Sing Me Your Scars, Damien Angelica Walters (Apex Book Company 978-1-9370-0928-1, $15.95, 200pp, hc) February 2015.
The new millennium has indeed proven a bountiful era for readers of weird fiction. Sing Me Your Scars is another debut collection of horror and dark fantasy stories by an outstanding young author. I’ve observed Damien Angelica Walters’s progress over the past few years, noting that she has quickly gone from an intriguing newcomer to a mainstay, appearing in various anthologies, including year’s bests. Her literary presence in 2014 and 2015 borders upon ubiquity and this collection jolts out of the blocks with a significant amount of momentum, heralded by a bevy of veteran authors and major literary review organs such as Kirkus and LA Review of Books. All this said, the vast majority of readers are unlikely to have crossed paths with Walters. These folks are in for an enviable experience.
Sing Me Your Scars contains 21 stories, eight of which are original to the collection. Walters’s narratives travel a spectrum of pure horror literature to the out-and-out weird. She throws aside the curtain on a macabre universe of body horror, ghosts, and murder. She writes of damage and trauma and doomed relationships, and does it with powerful affect that reminds me of Livia Llewellyn and Nathan Ballingrud for its lyric rawness and psychological flensing of numerous protagonists. Recurring scenes of surgeries, mutilations, and self-inflicted poisoning are also reminiscent of Brian Evenson’s best work, a contemporary master of the surreal and Kafkaesque. Also redolent of Evenson, in a Walters narrative, mythology and supernatural forces routinely impinge upon mundane reality; quotidian existence is punctuated by intrusions of the existentially horrific and the absurdly fantastical. One’s diminishment leads to power, one’s loss is often a net gain (of awfulness), and one’s scars do indeed sing.
The opening eponymous tale, ‘‘Sing Me Your Scars’’ is told from the perspective of a composite woman, a sewn together slave-bride of a genteel madman, á la Frankenstein. The protagonist is the dominant personality, but must contend with the ghostly presences of the other women who contributed limbs or organs. As with much of this collection, powerful crosscurrents are at work – the language is precise and grounded in concrete detail, yet what is described can only be comprehended and accepted in the abstract. Walters wields absurdism and surrealism like twin carving knives. She pronounces afflictions upon her characters with a delicacy that belies the bloody effect. Nonetheless, these characters resist and persist, even as they wither and fade or are remade entirely.
Rot and renewal figured into the first story and recur elsewhere. Transformation, often at gruesome cost, is a thematic artery that carries lifeblood throughout the body of the collection, albeit, the nutrient supply possesses high levels of toxicity. ‘‘All the Pieces We Leave Behind’’, ‘‘Running Empty in a Land of Decay’’, and ‘‘Always, They Whisper’’ deal with transformation, physical and psychological, and to one degree or another, loss, disassembly, decay, the curse of the masculine gaze (another potent and rightfully squirm-inducing sub-theme that
recurs), and the death grip of familial and romantic attachment. One of the most devastating pieces in the entire collection is ‘‘Gray in the Gauge of His Storm,’’ an emotionally bruising metaphor of a man- and-woman-as-dolls, their torn burlap stitches and loose stuffing synonymous with scars and let blood. The co-dependent couple, these living dolls, represent the pathology of modern romance, and are ultimately torn asunder not by love, as they might profess, but by a fundamental misapprehension of love’s true nature and their own lack of capacity to love or be loved. At this juncture in her career, ‘‘Gray…’’ is arguably a quintessential Walters story and most definitely a thematic cornerstone of this particular arrangement.

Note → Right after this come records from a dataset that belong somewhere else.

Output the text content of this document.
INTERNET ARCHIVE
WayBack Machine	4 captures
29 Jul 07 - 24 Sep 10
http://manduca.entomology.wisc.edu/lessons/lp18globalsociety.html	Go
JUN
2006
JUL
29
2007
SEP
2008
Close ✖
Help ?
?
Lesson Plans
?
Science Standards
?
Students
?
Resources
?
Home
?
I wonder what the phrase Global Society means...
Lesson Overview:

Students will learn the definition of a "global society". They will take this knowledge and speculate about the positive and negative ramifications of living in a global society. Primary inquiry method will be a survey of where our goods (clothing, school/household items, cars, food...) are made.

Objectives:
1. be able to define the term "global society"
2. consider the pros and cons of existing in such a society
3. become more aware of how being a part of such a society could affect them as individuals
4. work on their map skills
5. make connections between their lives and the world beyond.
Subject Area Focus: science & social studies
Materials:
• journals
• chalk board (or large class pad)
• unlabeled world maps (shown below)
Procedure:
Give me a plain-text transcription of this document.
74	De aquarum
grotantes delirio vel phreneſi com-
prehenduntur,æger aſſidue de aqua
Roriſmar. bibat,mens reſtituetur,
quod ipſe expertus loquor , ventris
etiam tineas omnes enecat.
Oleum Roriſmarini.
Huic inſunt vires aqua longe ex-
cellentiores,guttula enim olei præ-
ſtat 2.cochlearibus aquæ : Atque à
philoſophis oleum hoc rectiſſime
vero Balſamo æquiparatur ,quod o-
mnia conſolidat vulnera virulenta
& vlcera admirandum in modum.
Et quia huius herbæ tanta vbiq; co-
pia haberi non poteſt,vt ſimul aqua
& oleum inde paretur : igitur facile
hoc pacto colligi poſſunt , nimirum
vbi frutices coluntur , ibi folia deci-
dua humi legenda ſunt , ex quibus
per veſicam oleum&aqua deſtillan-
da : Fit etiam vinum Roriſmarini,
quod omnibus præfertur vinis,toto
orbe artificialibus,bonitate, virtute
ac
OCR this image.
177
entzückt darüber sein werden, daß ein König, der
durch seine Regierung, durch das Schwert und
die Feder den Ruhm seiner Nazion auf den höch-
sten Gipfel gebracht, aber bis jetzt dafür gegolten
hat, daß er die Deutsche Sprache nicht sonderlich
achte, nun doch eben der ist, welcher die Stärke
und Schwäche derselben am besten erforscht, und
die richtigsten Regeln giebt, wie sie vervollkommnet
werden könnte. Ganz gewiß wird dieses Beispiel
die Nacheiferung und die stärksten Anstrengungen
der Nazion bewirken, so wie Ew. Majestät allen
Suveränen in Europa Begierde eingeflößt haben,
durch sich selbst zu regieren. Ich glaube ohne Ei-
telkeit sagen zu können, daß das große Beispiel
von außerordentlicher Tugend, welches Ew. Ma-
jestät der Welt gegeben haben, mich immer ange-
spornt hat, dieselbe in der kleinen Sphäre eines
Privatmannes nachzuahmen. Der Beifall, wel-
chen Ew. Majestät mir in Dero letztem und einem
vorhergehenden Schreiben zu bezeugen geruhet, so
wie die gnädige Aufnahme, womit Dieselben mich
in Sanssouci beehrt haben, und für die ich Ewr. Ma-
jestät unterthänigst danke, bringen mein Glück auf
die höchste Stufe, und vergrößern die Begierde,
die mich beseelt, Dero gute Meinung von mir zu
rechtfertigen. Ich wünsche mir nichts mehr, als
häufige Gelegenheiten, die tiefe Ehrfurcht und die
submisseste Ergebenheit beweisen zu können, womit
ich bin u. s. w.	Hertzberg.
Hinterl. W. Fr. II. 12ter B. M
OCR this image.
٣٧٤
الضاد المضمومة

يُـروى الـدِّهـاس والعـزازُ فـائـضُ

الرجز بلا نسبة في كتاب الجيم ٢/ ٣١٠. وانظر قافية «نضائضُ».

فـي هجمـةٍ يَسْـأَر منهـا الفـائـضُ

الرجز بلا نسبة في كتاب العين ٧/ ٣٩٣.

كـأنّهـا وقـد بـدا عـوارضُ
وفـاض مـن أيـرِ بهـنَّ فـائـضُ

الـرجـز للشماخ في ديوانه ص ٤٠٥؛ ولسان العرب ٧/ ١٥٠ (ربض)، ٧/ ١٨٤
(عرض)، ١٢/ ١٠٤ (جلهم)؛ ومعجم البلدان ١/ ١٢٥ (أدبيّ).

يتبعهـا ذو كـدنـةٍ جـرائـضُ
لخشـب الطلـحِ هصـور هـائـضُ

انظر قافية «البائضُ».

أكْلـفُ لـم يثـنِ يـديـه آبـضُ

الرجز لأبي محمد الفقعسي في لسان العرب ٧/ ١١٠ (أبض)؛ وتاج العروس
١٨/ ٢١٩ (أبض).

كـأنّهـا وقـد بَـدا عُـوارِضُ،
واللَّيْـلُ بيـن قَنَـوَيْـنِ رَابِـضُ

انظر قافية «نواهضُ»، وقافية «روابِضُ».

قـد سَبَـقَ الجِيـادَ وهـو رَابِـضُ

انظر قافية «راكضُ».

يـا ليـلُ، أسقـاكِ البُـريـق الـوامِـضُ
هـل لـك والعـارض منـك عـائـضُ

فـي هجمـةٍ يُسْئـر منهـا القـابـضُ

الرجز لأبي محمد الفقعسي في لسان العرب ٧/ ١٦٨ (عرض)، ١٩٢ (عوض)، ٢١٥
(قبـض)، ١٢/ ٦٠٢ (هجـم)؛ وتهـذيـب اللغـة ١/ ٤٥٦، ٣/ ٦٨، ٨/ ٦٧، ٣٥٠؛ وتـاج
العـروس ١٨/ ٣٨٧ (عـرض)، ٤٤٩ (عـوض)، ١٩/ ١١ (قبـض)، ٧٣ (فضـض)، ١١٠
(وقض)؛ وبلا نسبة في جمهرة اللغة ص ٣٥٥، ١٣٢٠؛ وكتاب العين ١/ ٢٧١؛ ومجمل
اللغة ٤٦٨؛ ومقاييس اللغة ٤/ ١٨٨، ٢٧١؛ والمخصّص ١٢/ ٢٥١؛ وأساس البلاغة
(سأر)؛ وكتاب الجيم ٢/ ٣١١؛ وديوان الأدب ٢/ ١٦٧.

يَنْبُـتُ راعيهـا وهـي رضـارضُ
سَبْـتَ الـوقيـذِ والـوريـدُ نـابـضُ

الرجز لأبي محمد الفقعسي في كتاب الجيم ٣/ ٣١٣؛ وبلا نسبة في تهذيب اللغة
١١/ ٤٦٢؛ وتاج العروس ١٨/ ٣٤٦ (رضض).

Congruent with the vast body of popular horror and its Judeo-Christian morality, women are frequently victimized by predatory men or the predacious culture that facilitates systemic violence against women. Walters seizes that convention of women as victims, women as canvases for the horrific fantasies of predatory men, and tears it apart as her characters are torn apart. She remakes that worn-to-the-bone cliché as her characters are remade – with transformation, mock submission, and occasionally, blood-soaked fiery vengeance. ‘‘Turnabout is fair play’’ could be the motto blazoned upon this book’s crest.
Love, loss, and the mutable, yet ineluctable, truth of identity are the bedrock, the steely spine of Sing Me Your Scars. The stories comprise a mirror, shattered to 20-odd bits and reassembled and bound within a frame. Each jagged sliver reflects some distortion of the viewer, each shard bends and traps light and pierces the eye, perhaps the soul, with an isolated wound, but step back and back and a kaleidoscopic effect takes hold. Behold a powerful, important statement writ in the weird.